I'm no expert (just a monkey... ;) ), but isn't Diffusion supposed to generate ALL of the output at once? From their diagram, it looks like their I-LDM model seems to use previously generated context to generate the next tokens (or blocks).
Right, so it's block autoregressive with extra steps. Curious what actual throughput looks like vs vanilla AR when you're serving a few hundred concurrent users at 3am and your GPU memory is already sweating.
Block auto regressive generation can give you big speedups.
Consider that outputting two tokens at a time will be a (2-epsilon)x speedup over running one token at a time. As your block size increases, you quickly get to fast enough that it doesn't matter sooooo much whether you're doing blocks or actual all-at-once generation. What matters, then, is there quality trade-off for moving to block-mode output. And here it sounds like they've minimized that trade-off.

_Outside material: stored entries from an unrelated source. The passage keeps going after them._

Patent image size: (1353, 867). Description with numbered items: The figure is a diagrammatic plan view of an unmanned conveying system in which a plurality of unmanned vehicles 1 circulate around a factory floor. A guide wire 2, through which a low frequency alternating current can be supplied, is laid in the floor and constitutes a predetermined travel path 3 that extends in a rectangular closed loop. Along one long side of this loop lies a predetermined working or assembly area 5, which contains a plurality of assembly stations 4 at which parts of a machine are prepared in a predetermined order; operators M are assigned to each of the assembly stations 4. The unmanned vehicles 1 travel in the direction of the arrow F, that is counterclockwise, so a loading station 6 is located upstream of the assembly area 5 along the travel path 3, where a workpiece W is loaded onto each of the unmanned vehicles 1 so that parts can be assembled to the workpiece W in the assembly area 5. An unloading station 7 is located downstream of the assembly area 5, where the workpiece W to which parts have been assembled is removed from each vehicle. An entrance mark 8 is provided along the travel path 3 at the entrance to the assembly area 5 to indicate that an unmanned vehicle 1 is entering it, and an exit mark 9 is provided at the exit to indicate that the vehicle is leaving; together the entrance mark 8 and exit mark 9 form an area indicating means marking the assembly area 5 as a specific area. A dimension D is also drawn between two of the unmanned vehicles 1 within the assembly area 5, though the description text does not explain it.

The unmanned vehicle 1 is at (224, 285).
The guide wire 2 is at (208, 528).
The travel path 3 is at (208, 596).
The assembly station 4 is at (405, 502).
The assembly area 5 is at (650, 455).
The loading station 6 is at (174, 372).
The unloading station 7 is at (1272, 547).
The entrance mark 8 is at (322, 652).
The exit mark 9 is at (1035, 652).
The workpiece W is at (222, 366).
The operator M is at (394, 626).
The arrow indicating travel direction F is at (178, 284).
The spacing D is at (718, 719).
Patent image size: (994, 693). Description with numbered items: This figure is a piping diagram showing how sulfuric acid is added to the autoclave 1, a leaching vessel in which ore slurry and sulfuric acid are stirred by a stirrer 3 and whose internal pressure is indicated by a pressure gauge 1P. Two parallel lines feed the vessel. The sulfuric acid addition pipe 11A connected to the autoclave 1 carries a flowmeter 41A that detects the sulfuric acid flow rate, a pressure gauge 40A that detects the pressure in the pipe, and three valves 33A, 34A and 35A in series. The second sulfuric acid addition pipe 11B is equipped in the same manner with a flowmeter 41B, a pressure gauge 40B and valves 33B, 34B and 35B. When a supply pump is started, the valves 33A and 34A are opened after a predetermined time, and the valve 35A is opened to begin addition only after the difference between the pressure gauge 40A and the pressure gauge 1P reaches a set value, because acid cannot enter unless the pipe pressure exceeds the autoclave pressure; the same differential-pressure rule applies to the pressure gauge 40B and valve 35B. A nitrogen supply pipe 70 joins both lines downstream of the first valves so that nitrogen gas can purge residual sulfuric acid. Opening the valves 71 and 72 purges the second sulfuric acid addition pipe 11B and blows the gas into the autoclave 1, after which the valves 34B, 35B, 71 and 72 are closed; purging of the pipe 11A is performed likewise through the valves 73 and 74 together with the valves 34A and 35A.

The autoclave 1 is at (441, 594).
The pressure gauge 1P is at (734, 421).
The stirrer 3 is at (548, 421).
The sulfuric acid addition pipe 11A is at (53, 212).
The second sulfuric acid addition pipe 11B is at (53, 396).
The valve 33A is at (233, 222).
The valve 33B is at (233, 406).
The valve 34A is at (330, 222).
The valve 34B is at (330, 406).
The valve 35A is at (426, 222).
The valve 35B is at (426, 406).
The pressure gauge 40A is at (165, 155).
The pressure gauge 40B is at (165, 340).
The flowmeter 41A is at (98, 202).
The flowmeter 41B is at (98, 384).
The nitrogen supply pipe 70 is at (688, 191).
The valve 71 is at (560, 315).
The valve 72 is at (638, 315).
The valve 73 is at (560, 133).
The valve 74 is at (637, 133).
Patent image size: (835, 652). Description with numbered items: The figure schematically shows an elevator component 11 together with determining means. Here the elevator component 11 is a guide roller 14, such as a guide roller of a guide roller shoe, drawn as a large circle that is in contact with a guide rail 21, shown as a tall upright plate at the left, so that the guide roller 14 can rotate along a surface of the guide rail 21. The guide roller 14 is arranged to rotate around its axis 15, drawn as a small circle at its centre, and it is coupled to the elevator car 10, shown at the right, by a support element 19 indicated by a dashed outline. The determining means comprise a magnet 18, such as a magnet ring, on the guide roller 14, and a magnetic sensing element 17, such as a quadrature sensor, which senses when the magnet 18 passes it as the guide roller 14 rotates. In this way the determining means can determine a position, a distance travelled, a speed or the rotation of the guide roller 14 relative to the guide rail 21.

Last year, there was a period of a week or two where I would see Gemini responses diffusing in. I don't know if they were experimenting with it, or if it was just an effect. It didn't last long, but it was interesting to see.
I always thought some kind of block-based diffusion architecture would be the future of LLMs, especially some architecture that can dynamically alter its token generation rate as well as "reason and generate at the same time", and have an opportunity to correct tokens that it has just generated. Something like the equivalent of a short term "working memory" for humans. But I have no understanding of the math. Fingers crossed.
And then through a LoRA adapter, you can ground the diffuser on the base model’s distribution (essentially have it “compare” its proposals against what the base model would’ve generated), which effectively means: exact same byte-for-byte output for the same seed, just roughly twice as fast (which should improve even more for batched tasks).
I’m not an expert, more of a “practicing enthusiast,” so I might be missing something, but at first glance, this reads super exciting to me.